Sunday, April 3, 2011

Totally winning Harvard production of Take Her, She's Mine

Last night saw the totally cute and charming college production of "Take Her, She's Mine," the long-obscure 60s Broadway show by Phoebe and Henry Ephron that, amazingly, I had somehow seen way back then and of which I retain no memory other than the title. Was interested to see the Harvard production in the Adams Pool (a former indoor swimming pool long ago converted into a very crowded small theater) - this show still set in the 60s - a story of a Beverly Hills fam sending daughter off to college with Dad's great trepidations about what will happen to her and with typically sexist thoughts that her sole or primary purpose in college is to find a husband - original version sent her to fictional college modeled on Wellesley but in this adaptation, by the smart student-director Madeleine Bennett (sp?) she's a Radcliffe student.

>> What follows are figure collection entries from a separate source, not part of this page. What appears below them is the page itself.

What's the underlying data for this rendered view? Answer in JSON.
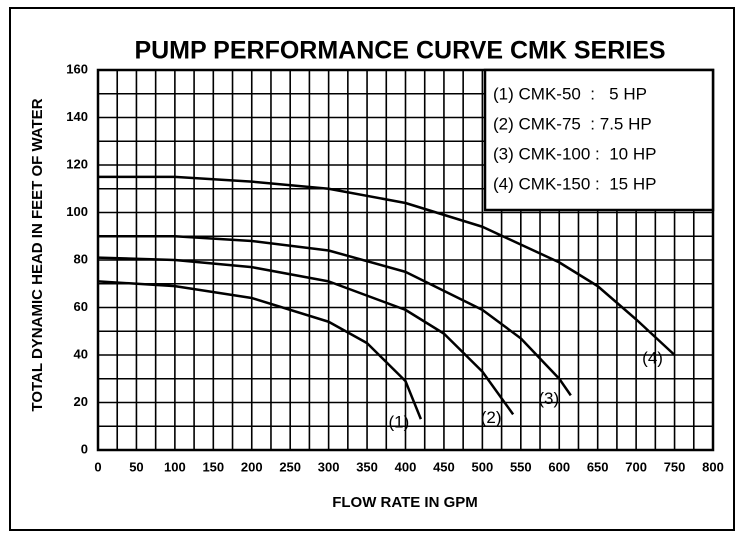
{
  "chart_data": {
    "type": "line",
    "title": "PUMP PERFORMANCE CURVE CMK SERIES",
    "x_label": "FLOW RATE IN GPM",
    "y_label": "TOTAL DYNAMIC HEAD IN FEET OF WATER",
    "xlim": [
      0,
      800
    ],
    "xticks": [
      0,
      50,
      100,
      150,
      200,
      250,
      300,
      350,
      400,
      450,
      500,
      550,
      600,
      650,
      700,
      750,
      800
    ],
    "ylim": [
      0,
      160
    ],
    "yticks": [
      0,
      20,
      40,
      60,
      80,
      100,
      120,
      140,
      160
    ],
    "grid": true,
    "legend": [
      "(1) CMK-50  :   5 HP",
      "(2) CMK-75  : 7.5 HP",
      "(3) CMK-100 :  10 HP",
      "(4) CMK-150 :  15 HP"
    ],
    "legend_position": "upper right",
    "series": [
      {
        "name": "(1)",
        "color": "#000000",
        "x": [
          0,
          100,
          200,
          300,
          350,
          400,
          420
        ],
        "values": [
          71,
          69,
          64,
          54,
          45,
          29,
          13
        ]
      },
      {
        "name": "(2)",
        "color": "#000000",
        "x": [
          0,
          100,
          200,
          300,
          400,
          450,
          500,
          540
        ],
        "values": [
          81,
          80,
          77,
          71,
          59,
          49,
          33,
          15
        ]
      },
      {
        "name": "(3)",
        "color": "#000000",
        "x": [
          0,
          100,
          200,
          300,
          400,
          500,
          550,
          600,
          615
        ],
        "values": [
          90,
          90,
          88,
          84,
          75,
          59,
          47,
          30,
          23
        ]
      },
      {
        "name": "(4)",
        "color": "#000000",
        "x": [
          0,
          100,
          200,
          300,
          400,
          500,
          600,
          650,
          700,
          750
        ],
        "values": [
          115,
          115,
          113,
          110,
          104,
          94,
          79,
          69,
          55,
          40
        ]
      }
    ]
  }
}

Apparently much else changed in the adaptation as well (which might explain why none seemed familiar to me from long-ago viewing), but they kept the (early) 60s lingo, mores, and attitudes (and soundtrack - which was maybe a few years more contemp than the show, but never mind) as well as the universal themes of family tensions, sexual tensions, and most of all of a year of pretension and maturation as the girl grows up and learns about herself. Production enormously energetic and lots of fun, including terrific scenes of guys getting ready for date night, dancing on New Year's eve, mom back in BevHills flirting with poolboy, funny period dancing and flirting, and special shoutout to the adorable Susanna Wolk, whom we've known forever and who killed as the kid sister who seems somehow wiser than her older sis and who keeps mom and dad (somewhat) sane.